Мы подавили этот мир, думал Мориси. Мы пришли в него, мы строили наши маленькие исследовательские станции, мы в изумлении смотрели на блистающие небеса и на плывущие по ним солнца, на удивительных созданий, живущих здесь. И мы превратились в жителей Медеи и превратили планету в некое сумасшедшее подобие Земли. Тысячелетие мы селились вдоль берегов — только они подходили для нашего образа жизни. Так мало-помалу мы потеряли представление о цели нашего прихода сюда, которая заключалась в одном — изучать. Но мы все равно остались. Мы просто остались. Мы губили все вокруг себя. А когда обнаружили, что все тщетно, что одно могучее движение плеч этого мира стряхнет нас, перепугавшись, мы стали уносить ноги. Грустно, подумал он. Грустно и глупо.

Он пробыл в Арке несколько дней и совершил путешествие через горячую мрачную пустыню, которая поднималась к Олимпу. До катастрофы оставалось семь недель и один день. На первой тысяче километров своего пути он по-прежнему видел стоянки факсов, медленно прокладывающих путь через Горячие Земли. Почему они позволили, размышлял он, отнять у себя мир? Ведь они могли сопротивляться. Они могли вымотать нас в первые же месяцы. Вместо этого они позволили нам расположиться среди них, позволили, чтобы мы превратили их в забаву, в рабов и лакеев. Факсы наблюдали, как мы осваивали самые плодородные участки, но что бы ни думали о нас эти удивительные существа, они держали свои мысли при себе. Мы даже не знаем, как они сами называли Медею, подумал Мориси. Это говорит о том, как мало они доверяли нам. Но они терпели нас. Почему?

Плоскогорье под ним уже пылало жаром, словно кузнечный горн, мрачное пространство было испятнано красным, желтым, оранжевым, и факсов больше не было видно. Предгорья Олимпа вспучивали пустыню. Он увидел, как черный клык вершины поднимался к тяжелому, нависшему небу, которое почти целиком заполняла масса Арго. Мориси не осмелился приближаться к горе. Святыня факсов сулила опасность. Бешеные горячие потоки воздуха могли подхватить его флиттер и швырнуть вниз, будто бабочку; а он еще не готов был к смерти.

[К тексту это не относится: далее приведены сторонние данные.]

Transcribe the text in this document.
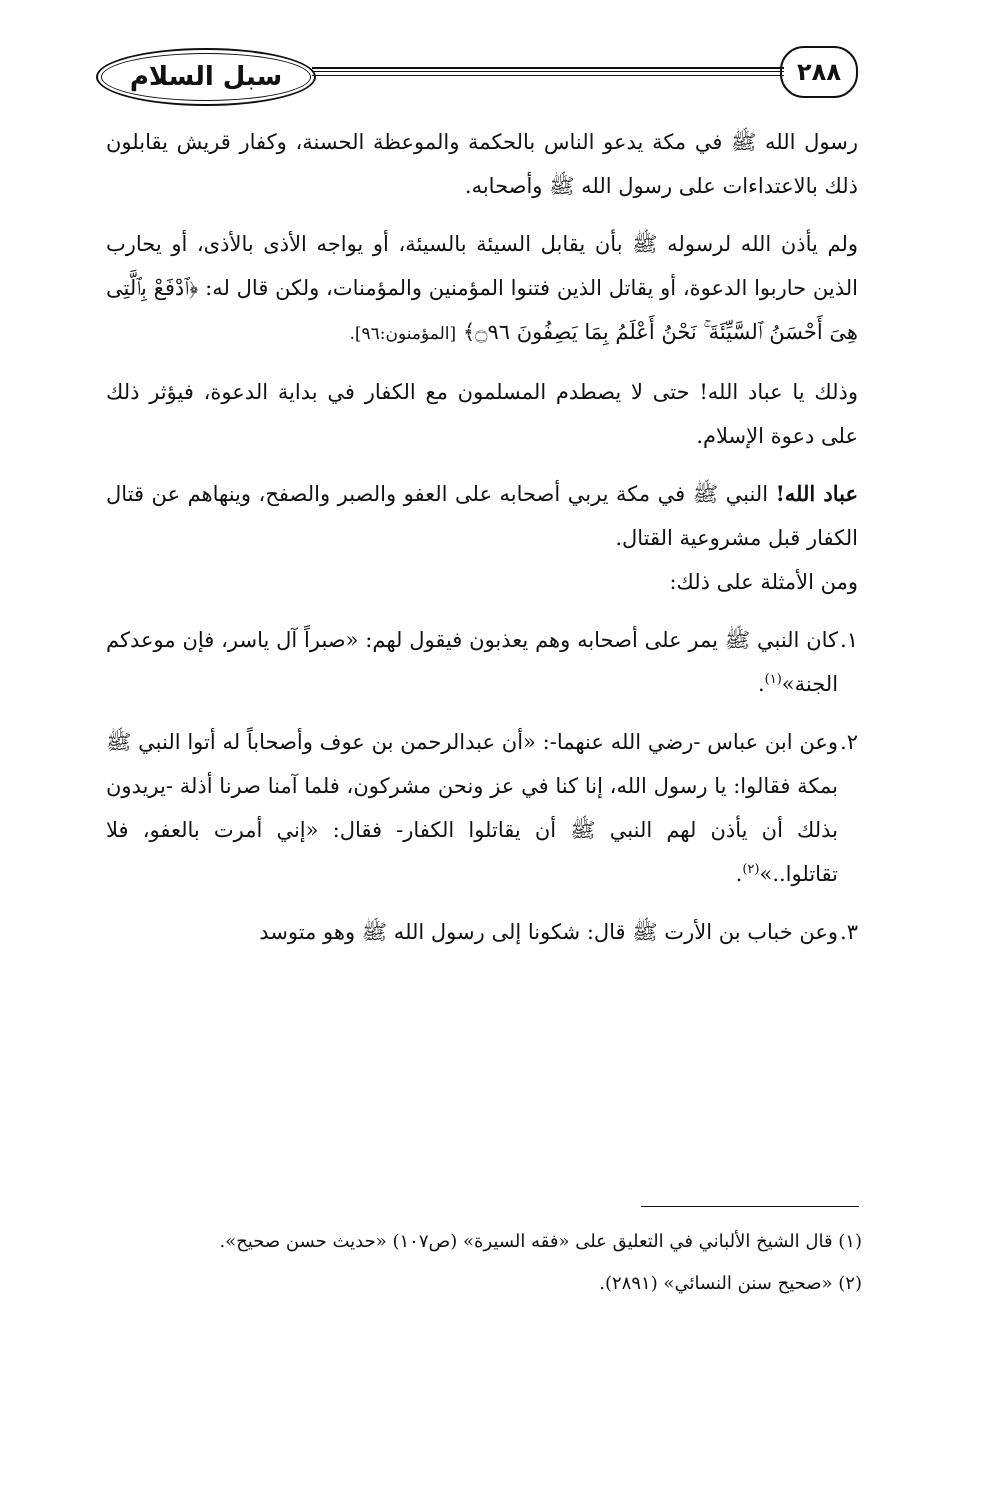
سبل السلام	٢٨٨

رسول الله ﷺ في مكة يدعو الناس بالحكمة والموعظة الحسنة، وكفار قريش يقابلون ذلك بالاعتداءات على رسول الله ﷺ وأصحابه.

ولم يأذن الله لرسوله ﷺ بأن يقابل السيئة بالسيئة، أو يواجه الأذى بالأذى، أو يحارب الذين حاربوا الدعوة، أو يقاتل الذين فتنوا المؤمنين والمؤمنات، ولكن قال له: ﴿ٱدْفَعْ بِٱلَّتِى هِىَ أَحْسَنُ ٱلسَّيِّئَةَ ۚ نَحْنُ أَعْلَمُ بِمَا يَصِفُونَ ۝٩٦﴾ [المؤمنون:٩٦].

وذلك يا عباد الله! حتى لا يصطدم المسلمون مع الكفار في بداية الدعوة، فيؤثر ذلك على دعوة الإسلام.

عباد الله! النبي ﷺ في مكة يربي أصحابه على العفو والصبر والصفح، وينهاهم عن قتال الكفار قبل مشروعية القتال.

ومن الأمثلة على ذلك:

١.
كان النبي ﷺ يمر على أصحابه وهم يعذبون فيقول لهم: «صبراً آل ياسر، فإن موعدكم الجنة»$^{(١)}$.
٢.
وعن ابن عباس -رضي الله عنهما-: «أن عبدالرحمن بن عوف وأصحاباً له أتوا النبي ﷺ بمكة فقالوا: يا رسول الله، إنا كنا في عز ونحن مشركون، فلما آمنا صرنا أذلة -يريدون بذلك أن يأذن لهم النبي ﷺ أن يقاتلوا الكفار- فقال: «إني أمرت بالعفو، فلا تقاتلوا..»$^{(٢)}$.
٣.
وعن خباب بن الأرت ﷺ قال: شكونا إلى رسول الله ﷺ وهو متوسد

(١) قال الشيخ الألباني في التعليق على «فقه السيرة» (ص١٠٧) «حديث حسن صحيح».

(٢) «صحيح سنن النسائي» (٢٨٩١).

Он снова повернул на север и через пустынные бесплодные места двинулся к полярным районам, углубляясь в сердце континента. Он увидел Кольцо-Океан, извивающееся как гигантская змея, силящаяся проглотить мир, и рывком поднял флиттер как можно выше, почти до предельной высоты, чтобы охватить взглядом как можно больше пространства Дальнего Края, где текли белые реки СО2, наполняя своим дыханием атмосферу, а в долинах лежали озера сжиженного газа. Когда-то он сопровождал сюда партию геологов, и ему показалось, что это было тысячелетия назад. С какой серьезностью наносили они линии разломов, исследуя следы, оставленные землетрясением! Будто это могло отсрочить смертный приговор, висящий над колонией. Но стоит ли сетовать? Да, они стремились к чистому знанию. Как мало оно значило для него сегодня! Конечно, тогда он был куда моложе. Это было вечность назад. Можно считать, в другой жизни. Мориси планировал полет к Дальнему Краю, чтобы сказать последнее прости тому ученому, которым он был когда-то, но отказался от своего намерения. Он уже попрощался.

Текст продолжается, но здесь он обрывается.